Some research subjects can be very uncooperative. When Tom Cresswell started studying freshwater prawns to assess whether a Papua New Guinea gold mine was having an impact on their aquatic ecosystem downstream, he discovered they had an annoying habit.

“Prawns will eat anything – including each other,” he says. “It’s a pain when you are trying to keep them in tanks!”

But the prawns’ eclectic tastes make them excellent bio-monitors for PNG’s Strickland River. If metals in the gold mine’s wastewater streams were going to be found anywhere in the ecosystem, it was probably inside the prawns.

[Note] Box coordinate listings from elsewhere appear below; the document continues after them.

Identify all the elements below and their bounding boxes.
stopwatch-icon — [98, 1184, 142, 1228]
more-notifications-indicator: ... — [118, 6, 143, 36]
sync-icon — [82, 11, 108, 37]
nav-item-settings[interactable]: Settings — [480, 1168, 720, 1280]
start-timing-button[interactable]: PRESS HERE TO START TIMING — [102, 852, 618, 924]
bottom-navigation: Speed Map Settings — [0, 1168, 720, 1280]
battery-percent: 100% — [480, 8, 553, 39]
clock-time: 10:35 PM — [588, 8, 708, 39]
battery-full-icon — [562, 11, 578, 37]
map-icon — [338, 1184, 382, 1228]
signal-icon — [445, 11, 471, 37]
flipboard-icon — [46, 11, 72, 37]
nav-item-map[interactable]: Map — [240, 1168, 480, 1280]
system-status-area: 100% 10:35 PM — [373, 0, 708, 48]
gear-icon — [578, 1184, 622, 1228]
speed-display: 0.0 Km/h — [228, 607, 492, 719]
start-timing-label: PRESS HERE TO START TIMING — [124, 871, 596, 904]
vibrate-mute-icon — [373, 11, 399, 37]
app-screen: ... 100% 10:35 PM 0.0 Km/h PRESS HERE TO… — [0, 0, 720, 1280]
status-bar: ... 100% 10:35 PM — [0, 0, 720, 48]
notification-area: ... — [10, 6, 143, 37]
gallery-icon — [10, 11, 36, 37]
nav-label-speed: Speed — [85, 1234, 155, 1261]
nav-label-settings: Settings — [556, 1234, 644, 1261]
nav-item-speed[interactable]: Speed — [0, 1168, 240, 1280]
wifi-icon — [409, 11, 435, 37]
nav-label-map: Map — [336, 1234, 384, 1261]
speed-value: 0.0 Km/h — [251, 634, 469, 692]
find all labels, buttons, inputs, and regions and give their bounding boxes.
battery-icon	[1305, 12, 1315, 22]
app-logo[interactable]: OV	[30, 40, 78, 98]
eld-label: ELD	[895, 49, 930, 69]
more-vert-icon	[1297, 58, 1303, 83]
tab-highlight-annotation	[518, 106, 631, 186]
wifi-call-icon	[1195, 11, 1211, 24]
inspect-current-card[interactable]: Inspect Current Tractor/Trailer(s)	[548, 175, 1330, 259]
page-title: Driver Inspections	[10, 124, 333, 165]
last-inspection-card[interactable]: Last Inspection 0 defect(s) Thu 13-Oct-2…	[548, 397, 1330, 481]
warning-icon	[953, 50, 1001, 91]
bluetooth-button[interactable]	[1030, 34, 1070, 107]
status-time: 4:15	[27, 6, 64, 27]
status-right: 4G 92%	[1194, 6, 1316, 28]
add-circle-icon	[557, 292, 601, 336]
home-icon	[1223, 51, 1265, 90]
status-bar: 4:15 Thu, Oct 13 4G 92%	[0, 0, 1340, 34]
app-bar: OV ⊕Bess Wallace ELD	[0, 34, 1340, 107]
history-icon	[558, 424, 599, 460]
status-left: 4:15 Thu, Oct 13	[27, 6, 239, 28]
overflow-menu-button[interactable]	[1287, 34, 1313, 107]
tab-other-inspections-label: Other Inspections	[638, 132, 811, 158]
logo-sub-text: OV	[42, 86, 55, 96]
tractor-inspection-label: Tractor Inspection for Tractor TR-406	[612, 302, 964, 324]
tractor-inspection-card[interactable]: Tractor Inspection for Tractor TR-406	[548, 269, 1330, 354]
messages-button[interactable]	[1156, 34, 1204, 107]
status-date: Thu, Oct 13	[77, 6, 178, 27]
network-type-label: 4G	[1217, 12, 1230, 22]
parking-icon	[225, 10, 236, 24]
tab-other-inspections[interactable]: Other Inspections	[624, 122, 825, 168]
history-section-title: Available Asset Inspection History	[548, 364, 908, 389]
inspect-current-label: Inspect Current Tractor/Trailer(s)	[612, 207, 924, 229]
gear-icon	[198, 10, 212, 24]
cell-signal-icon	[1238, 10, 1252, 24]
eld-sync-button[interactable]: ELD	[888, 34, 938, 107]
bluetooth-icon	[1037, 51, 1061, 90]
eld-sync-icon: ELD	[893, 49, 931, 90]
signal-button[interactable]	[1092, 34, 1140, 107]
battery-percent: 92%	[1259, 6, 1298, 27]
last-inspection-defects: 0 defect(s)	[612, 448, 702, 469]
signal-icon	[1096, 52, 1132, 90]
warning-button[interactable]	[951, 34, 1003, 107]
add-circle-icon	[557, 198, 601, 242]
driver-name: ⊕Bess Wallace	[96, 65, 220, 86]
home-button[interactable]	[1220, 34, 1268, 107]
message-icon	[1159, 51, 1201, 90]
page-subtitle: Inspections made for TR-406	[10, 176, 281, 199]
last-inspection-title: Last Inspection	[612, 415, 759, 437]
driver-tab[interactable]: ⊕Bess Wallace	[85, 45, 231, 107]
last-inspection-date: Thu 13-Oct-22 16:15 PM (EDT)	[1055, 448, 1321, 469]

To study metal uptake by the animals, Cresswell took a nuclear approach. During his PhD research with RMIT University, carried out at CSIRO, he began collaborating with ANSTO. He exposed the prawns – duly segregated to avoid cannibalism – to a gamma-ray-emitting isotope of the metal cadmium, which can be detected using ANSTO’s sensitive instruments.

Traditionally, an animal’s metal levels could only be measured by sacrificing it. By using the cadmium isotope, Cresswell could take a daily measurement of the metal accumulating inside each live prawn, simply by placing each animal on a gamma detector. This way, he could measure how quickly different sources of the metal accumulated inside the prawns, and how quickly they passed out again.

His results showed the prawns accumulate the metal from their diet rather than directly from the water. Once the metal was consumed, it tended to remain in their body – although always at levels below those considered toxic for the prawn, or toxic for humans eating the prawn.

Since joining ANSTO full-time after completing his PhD, Cresswell has expanded his use of nuclear techniques for environmental monitoring.

He’s using a similar radioisotope approach to examine how metals and nanoparticles spread through other aquatic ecosystems. And he’s expanded his prawn research, using “autoradiography” to look right inside the animals. Like exposing a film negative, it reveals where the metal has gone, which gives you information on what toxic effect it will have on the animal.

“In research, you’ve got to pick something very small and be very focused on it, but in my mind it’s always to answer the question, how do we protect aquatic ecosystems as a whole?” Cresswell adds. “If we’ve got a
better understanding for how these contaminants behave inside the animal, we know what impact we as humans are having on this aquatic environment and how can we lessen it.”